Practicing Nonviolence

By Leander S. Harding

The Episcopal Church’s 77th General Convention has now adopted a new liturgy for blessing same-sex relationships. The rationale given for these blessings in both the study commissioned by the House of Bishops and by the Standing Committee on Liturgy and Music’s triennial report includes a redefinition of Christian marriage which denies the significance of God’s creation of persons as male and female and demotes the significance of procreation and the biological family in God’s plan for humanity.

Among other things this new teaching undercuts the vocations of motherhood and fatherhood, as our gendered identities are cut loose from their biblical grounding. The proposal is radical in its approach to the Bible and in its practical and pastoral applications. It changes centuries of Christian teaching on Holy Matrimony and will be unrecognizable to the overwhelming majority of the world’s Anglicans and the wider oikumene, whether Roman Catholic, Orthodox, evangelical, or Pentecostal. The proponents of this new teaching regard it as their missionary duty to press forward in response to “the leading of the Spirit.”

Here appears a moral challenge for the majority with the winning votes at General Convention. How will they engage locally those who as a matter of conscience cannot accept  the new teaching? To what degree will the new teaching be made a status confessionis, that is, a teaching upon which the Church must unite or divide? This is unclear in light of its presentation as an act of the Holy Spirit, leaving the ominous implication that those who resist are quenching the Spirit.

I suspect that the General Convention will not be of one mind with respect to requiring acceptance of the new teaching as a mark of loyalty to the doctrine and discipline of the Episcopal Church. If it is not to be a status confessionis this should be explicitly articulated, alongside a commitment to protecting the right of conscience by loyal members of the church —  individuals, congregations, and dioceses — to resist. The ordination of women sets a worrying precedent here, as General Convention subsequently reneged on its promise to protect conscience, quickly resorting to canonical and legal pressure on traditionalist parishes and dioceses (even as provincial autonomy for the Episcopal Church in the wider Communion is vociferously defended).
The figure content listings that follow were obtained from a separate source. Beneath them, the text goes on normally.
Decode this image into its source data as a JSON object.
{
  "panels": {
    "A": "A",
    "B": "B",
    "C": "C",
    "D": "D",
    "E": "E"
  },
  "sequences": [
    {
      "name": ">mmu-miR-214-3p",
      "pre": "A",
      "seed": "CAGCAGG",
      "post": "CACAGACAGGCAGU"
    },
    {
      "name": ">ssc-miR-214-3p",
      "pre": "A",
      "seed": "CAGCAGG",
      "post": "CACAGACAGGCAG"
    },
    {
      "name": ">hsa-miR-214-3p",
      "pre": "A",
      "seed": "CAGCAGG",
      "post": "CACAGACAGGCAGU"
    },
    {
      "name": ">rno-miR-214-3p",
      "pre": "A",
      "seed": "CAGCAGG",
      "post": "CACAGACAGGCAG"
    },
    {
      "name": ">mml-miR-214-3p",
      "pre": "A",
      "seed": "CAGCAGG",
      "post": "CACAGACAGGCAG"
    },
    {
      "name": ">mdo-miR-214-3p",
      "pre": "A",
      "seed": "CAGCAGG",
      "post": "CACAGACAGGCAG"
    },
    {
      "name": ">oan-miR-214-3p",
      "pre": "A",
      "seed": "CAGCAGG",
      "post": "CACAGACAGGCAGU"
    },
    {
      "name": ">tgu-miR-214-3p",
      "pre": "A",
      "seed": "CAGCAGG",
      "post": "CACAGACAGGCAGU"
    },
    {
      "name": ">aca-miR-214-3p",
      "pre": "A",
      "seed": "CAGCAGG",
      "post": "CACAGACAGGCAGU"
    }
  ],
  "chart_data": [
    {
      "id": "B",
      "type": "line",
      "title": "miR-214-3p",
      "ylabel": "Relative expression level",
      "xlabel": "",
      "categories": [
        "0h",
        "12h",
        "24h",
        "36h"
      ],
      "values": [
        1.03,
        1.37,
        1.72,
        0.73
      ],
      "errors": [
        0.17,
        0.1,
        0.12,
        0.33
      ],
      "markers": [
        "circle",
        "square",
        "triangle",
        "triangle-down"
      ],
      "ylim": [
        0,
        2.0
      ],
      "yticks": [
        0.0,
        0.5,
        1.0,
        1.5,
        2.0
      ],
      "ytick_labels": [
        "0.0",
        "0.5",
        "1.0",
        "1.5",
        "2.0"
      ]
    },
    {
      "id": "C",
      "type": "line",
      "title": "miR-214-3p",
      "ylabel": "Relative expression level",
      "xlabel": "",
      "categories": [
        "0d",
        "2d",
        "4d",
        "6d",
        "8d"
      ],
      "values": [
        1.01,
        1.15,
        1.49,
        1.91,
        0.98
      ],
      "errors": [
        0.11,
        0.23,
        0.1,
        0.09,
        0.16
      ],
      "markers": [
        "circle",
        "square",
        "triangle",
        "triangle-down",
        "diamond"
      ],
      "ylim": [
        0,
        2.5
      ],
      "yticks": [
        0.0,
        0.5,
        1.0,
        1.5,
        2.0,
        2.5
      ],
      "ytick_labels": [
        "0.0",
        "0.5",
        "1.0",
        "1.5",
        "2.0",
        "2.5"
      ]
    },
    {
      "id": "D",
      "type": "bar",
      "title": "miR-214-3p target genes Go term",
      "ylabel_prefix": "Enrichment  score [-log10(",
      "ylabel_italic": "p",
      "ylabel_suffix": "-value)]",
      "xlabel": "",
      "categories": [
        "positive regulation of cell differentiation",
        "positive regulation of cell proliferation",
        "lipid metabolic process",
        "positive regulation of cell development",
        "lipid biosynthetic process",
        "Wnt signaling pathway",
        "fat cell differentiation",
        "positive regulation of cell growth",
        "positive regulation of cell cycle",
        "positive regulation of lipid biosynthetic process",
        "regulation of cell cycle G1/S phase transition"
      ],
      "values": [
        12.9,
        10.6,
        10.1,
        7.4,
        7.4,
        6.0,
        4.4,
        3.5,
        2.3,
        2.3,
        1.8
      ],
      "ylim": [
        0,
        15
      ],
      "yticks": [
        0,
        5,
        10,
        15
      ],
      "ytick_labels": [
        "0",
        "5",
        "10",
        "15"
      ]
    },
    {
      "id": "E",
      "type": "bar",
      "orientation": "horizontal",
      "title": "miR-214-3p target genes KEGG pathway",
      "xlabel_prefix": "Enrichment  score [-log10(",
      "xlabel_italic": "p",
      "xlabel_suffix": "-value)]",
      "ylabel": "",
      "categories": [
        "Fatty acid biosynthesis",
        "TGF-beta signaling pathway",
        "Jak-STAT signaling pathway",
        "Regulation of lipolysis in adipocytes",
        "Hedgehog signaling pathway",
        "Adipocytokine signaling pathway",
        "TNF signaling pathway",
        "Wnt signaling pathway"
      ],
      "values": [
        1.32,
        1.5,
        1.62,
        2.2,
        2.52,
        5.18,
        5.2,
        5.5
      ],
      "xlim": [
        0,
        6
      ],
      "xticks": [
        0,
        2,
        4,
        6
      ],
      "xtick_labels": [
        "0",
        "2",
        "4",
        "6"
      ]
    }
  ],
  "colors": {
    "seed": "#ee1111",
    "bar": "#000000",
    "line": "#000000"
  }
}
It is doubtful that a new teaching can be successfully imposed on the flock of Christ; Christian faith in all its aspects must be the free response of the human heart to the grace of God. Happily, the truth of the Gospel has a winning and winsome power. New teachings go through a period of reception in which the conscience of the whole Christian people takes its proper role in accepting or rejecting a novum as congruent with the faith of the Apostles. For the process to work properly it is necessary that innovators practice properly Christian methods of teaching and persuasion, marked by humility, nonviolence and forbearance.

Great objections have been raised by many progressives in our church to the Anglican Covenant because of its proposed disciplinary measures which are seen as coercive. What limits will be placed on coercion in the propagating of this new teaching on same-sex blessings? Will candidates who cannot accept it be barred from consideration for ordained ministry? Will congregations that cannot accept it be prevented from securing kindred rectors, or dioceses prevented from securing like-minded bishops? Will clergy and lay leaders be excluded from any significant role in the councils of the church? More generally, will those who resist be subjected to ridicule and scorn? Will our oft-touted commitment to inclusivity include a diversity of conscience in this field of theological and ethical innovation? Will we cultivate a Christian ethics of persuasion appropriate to the exercise of conscience, thus avoiding winner-take-all imposition?

If General Convention proceeds to approve same-sex blessings, more departures will doubtless follow. How the “winners” approach the process of reception will, in large part, determine the size of the exodus.

The Rev. Leander S. Harding is dean of church relations and seminary advancement and associate professor of pastoral theology at Trinity School for Ministry.